Когда бываешь с женщинами, приходится сдерживаться, и гнев хорошо знает это: он свертывается в острый колючий клубок и тихонько лежит в душе, только изредка покалывая ее и холодя. И лишь теперь, оставшись один, я свободно отдался ему.
Помню, я шагал крупно по гладко шоссированной дороге, окаймленной огромными черными буками, размахивал палкой, не той безвредной тросточкой с серебряной ручкой, а настоящей, хорошей палкой, которую я вывез еще оттуда; и даже бил ею по стволам, по редким кустикам, ронявшим ночную росу. И при этом выкрикивал что-то, вероятно, короткие, злые ругательства. Не знаю, кого имел в виду мой бешеный гнев, которому я отдаюсь так редко.
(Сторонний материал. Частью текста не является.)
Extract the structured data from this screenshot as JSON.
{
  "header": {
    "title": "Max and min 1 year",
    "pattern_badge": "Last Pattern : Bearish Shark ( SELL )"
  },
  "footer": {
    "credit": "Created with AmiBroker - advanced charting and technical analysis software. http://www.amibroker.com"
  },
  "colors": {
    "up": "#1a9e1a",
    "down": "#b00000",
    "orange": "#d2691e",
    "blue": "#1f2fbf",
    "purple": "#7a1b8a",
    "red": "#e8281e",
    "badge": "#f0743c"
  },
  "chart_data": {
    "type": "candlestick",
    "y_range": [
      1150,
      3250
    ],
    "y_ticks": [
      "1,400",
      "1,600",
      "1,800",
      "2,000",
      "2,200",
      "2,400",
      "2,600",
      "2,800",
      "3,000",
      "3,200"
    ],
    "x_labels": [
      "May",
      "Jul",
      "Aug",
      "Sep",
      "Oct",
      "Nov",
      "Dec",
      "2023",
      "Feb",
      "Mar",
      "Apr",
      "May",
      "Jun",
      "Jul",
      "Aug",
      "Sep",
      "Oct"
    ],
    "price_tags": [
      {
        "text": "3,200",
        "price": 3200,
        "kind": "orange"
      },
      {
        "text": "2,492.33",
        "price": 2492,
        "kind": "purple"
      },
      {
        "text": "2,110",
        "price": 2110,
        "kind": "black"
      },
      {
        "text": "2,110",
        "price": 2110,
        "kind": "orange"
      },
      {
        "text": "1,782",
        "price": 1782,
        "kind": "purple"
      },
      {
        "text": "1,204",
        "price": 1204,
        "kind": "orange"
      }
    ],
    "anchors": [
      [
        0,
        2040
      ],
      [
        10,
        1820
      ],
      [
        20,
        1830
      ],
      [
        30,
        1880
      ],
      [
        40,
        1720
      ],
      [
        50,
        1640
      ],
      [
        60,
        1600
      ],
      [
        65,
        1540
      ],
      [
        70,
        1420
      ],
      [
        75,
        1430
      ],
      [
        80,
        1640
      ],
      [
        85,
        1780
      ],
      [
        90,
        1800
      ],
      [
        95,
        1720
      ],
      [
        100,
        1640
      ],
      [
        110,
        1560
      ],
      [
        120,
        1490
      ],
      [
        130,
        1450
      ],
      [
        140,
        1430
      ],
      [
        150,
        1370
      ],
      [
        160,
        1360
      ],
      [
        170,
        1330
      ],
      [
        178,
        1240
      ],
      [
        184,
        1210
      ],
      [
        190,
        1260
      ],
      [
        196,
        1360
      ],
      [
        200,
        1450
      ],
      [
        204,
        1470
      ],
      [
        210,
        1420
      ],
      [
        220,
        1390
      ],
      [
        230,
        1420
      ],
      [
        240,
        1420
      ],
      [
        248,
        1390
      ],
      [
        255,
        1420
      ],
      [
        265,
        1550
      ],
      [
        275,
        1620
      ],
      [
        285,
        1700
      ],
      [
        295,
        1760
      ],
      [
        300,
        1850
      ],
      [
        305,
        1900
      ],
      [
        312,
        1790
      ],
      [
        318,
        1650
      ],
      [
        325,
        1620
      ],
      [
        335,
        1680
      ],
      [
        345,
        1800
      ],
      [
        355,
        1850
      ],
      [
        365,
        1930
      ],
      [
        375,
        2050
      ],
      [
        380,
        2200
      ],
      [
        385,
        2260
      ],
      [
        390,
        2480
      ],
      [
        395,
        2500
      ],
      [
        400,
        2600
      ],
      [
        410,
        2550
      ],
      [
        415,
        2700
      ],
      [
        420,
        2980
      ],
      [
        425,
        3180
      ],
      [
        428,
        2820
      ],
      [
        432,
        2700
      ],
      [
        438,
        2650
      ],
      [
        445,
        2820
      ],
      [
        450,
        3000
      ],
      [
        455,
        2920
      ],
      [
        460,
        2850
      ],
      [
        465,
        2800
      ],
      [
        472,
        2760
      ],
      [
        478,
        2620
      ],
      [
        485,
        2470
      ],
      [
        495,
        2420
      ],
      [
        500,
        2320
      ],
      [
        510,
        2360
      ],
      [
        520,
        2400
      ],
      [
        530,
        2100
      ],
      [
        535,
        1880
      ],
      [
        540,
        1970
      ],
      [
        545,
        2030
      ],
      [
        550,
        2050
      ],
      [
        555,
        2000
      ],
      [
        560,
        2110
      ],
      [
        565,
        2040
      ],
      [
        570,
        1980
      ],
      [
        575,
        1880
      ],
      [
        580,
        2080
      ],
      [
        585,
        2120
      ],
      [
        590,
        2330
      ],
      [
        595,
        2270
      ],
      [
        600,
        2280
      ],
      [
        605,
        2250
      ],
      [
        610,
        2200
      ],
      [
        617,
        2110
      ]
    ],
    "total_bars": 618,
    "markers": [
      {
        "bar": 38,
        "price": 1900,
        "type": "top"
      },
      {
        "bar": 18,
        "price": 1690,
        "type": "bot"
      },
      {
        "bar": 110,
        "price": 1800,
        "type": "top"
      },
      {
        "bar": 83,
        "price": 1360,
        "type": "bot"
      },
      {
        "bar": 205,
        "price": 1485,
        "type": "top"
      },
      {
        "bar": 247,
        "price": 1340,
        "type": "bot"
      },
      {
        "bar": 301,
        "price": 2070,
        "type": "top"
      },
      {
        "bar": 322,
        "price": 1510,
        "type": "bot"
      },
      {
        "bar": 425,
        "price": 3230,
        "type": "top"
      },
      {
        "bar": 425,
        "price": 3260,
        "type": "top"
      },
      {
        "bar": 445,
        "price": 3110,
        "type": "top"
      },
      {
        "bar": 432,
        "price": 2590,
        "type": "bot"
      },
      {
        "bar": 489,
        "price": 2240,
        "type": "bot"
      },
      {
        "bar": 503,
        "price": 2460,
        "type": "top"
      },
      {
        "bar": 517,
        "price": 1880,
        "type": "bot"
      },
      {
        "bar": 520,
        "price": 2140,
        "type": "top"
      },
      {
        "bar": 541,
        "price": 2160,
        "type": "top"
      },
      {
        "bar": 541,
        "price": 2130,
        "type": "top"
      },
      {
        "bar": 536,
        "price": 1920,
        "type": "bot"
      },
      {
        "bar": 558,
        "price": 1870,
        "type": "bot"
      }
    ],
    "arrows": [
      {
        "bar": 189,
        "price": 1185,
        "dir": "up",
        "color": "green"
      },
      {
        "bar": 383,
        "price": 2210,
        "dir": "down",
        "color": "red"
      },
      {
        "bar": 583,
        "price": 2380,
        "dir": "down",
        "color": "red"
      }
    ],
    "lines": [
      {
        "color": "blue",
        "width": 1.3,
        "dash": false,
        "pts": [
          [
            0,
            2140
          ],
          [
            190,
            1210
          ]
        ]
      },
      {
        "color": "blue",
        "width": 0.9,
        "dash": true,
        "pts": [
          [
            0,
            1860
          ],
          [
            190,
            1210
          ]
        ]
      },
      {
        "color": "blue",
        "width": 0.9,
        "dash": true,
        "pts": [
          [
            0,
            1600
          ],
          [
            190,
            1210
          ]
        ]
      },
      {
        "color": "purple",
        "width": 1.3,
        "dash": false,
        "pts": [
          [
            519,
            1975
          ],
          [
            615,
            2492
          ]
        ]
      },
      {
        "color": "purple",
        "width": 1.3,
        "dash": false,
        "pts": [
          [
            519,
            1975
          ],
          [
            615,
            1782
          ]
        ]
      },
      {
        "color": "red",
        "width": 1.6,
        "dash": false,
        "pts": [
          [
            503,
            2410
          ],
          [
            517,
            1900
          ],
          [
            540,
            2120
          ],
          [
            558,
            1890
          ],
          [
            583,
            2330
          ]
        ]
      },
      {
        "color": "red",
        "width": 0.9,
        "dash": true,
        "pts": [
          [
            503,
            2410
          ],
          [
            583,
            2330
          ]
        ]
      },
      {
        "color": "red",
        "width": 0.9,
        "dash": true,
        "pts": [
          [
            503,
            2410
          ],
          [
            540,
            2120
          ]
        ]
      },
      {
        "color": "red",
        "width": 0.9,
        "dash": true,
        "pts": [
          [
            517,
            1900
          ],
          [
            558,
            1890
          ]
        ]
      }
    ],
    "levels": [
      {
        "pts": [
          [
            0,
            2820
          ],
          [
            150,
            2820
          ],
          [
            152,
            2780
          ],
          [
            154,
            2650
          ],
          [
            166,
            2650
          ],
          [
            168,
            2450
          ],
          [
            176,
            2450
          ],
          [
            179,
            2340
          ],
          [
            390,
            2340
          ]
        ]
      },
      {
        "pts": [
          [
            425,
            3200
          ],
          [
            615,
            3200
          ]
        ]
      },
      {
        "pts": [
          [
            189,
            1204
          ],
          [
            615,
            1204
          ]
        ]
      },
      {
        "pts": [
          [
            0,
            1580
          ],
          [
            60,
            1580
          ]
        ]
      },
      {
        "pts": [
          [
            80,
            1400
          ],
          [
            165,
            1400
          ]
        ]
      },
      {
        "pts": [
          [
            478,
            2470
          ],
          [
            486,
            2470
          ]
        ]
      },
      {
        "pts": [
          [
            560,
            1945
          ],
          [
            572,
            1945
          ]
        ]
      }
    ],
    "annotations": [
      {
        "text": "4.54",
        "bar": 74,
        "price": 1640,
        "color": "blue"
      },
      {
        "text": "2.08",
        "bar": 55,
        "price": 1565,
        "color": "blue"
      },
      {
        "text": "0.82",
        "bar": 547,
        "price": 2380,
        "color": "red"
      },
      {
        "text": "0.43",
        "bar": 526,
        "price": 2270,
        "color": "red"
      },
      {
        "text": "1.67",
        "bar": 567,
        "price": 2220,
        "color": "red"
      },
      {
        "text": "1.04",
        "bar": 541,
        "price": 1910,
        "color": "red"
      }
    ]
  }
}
Тот негодяй, который подсматривал за нами, как-то вдруг сразу потерял свое лицо, смешался с другими, кого я видел сегодня, растворился в чем-то огромном, бесформенном и поганом. Поганом, иначе я не могу назвать того, что слепо лезло на меня своим грязным серым брюхом, тысячью осклабленных, ухмыляющихся идиотских рож.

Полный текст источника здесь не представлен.